Having failed to secure finance from the Mines Royal Company, Wood wanted to incorporate the "Company of Ironmasters of Great Britain", with a capital of £1,000,000, but it was feared this would prove to be a vehicle for stockjobbing. This led to an investigation by the Privy Council, at which point William Wood died. The government provided £500 to build furnaces by the high road to Chelsea, so that the promoters could demonstrate the process. Wood, two of his sons, William and Charles, his son-in-law William Buckland, and Kingsmill Eyre were the petitioners in this. A trial of the process in the presence of John Hanbury, Sir James Lowther, and the Earl of Hay took place in November 1731. The iron produced was then tried by blacksmiths in the presence of Privy Council clerks. The smiths gave the opinion that the iron required more work than common redshort iron and was weaker when cold. This adverse report was the end of efforts to have a company chartered.

Kingsmill Eyre took out a patent for a similar process in his own name in 1736. In this, scrap iron was added to the charge, which made the iron less bad. He tried to revive the Frizington works, but nothing came of this and he was declared bankrupt in May 1738.

==Posterity==
William's son John obtained £2000 from his father for handing back a share in Francis' patent, though he had some difficulty in getting it paid. He set up Wednesbury Field Forge in 1740, where he made iron from scrap. He patented a process for making pig iron malleable in 1761 and, with this brother Charles in 1762, a similar process, the earlier form of that known as potting and stamping. This was an important advance in the conversion from pig iron to bar iron.

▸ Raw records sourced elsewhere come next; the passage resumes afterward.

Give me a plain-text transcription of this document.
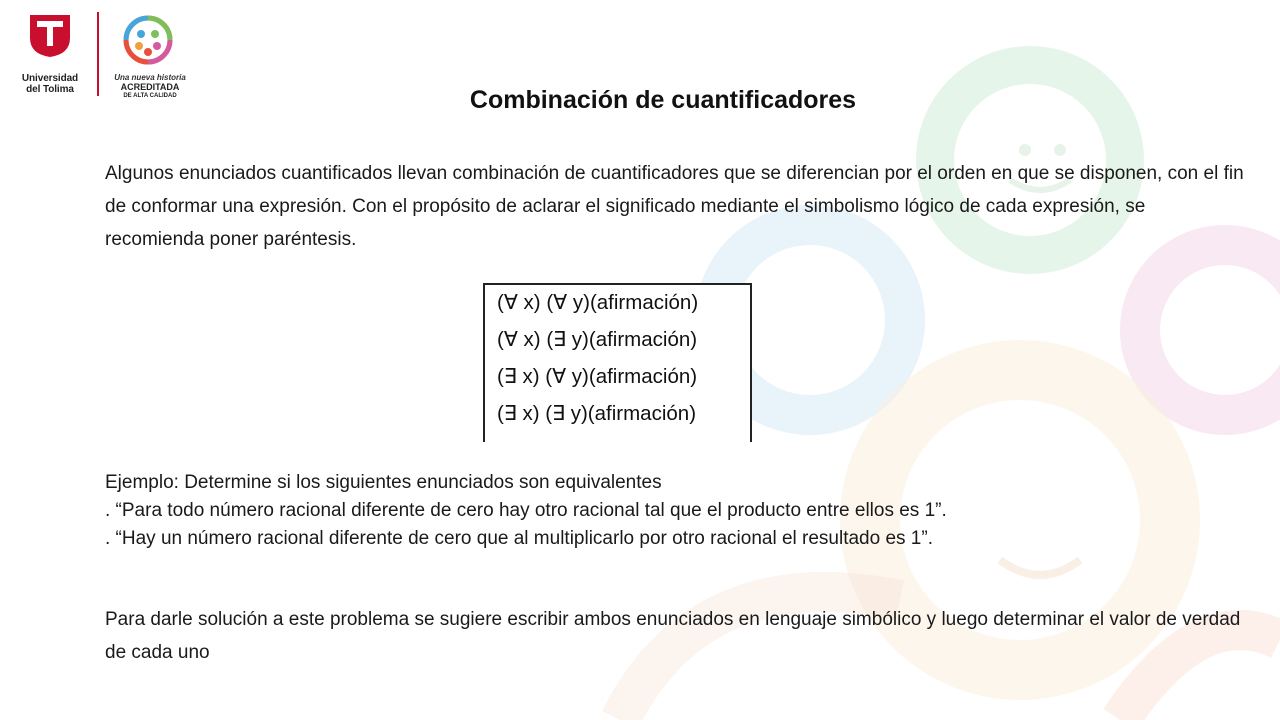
Universidad
del Tolima
Una nueva historia
ACREDITADA
DE ALTA CALIDAD	Combinación de cuantificadores
Algunos enunciados cuantificados llevan combinación de cuantificadores que se diferencian por el orden en que se disponen, con el fin de conformar una expresión. Con el propósito de aclarar el significado mediante el simbolismo lógico de cada expresión, se recomienda poner paréntesis.
(∀ x) (∀ y)(afirmación)
(∀ x) (∃ y)(afirmación)
(∃ x) (∀ y)(afirmación)
(∃ x) (∃ y)(afirmación)
Ejemplo: Determine si los siguientes enunciados son equivalentes
. “Para todo número racional diferente de cero hay otro racional tal que el producto entre ellos es 1”.
. “Hay un número racional diferente de cero que al multiplicarlo por otro racional el resultado es 1”.
Para darle solución a este problema se sugiere escribir ambos enunciados en lenguaje simbólico y luego determinar el valor de verdad de cada uno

William’s son Charles Wood was involved in the discovery of platinum. He built Low Mill Forge, near Egremont, where he conducted experiments for the potting and stamping process, which he patented with John. He built the Cyfarthfa Iron foundry in Glamorgan, for Anthony Bacon and William Brownrigg, recording events in a diary (Gross 2001).

Francis was engaged at Ember Mill in Thames Ditton when he was declared bankrupt in October 1732, as was William Wood junior. Charles and his brother-in-law William Buckland followed in 1733.

Charles was the grandfather of the noted Victorian writer Mary Howitt. She published a history of the family, Some Reminiscences of my Life, in the journal Good Words.

William was also an ancestor of the poet Armine Kent and the architect Arthur Blomfield.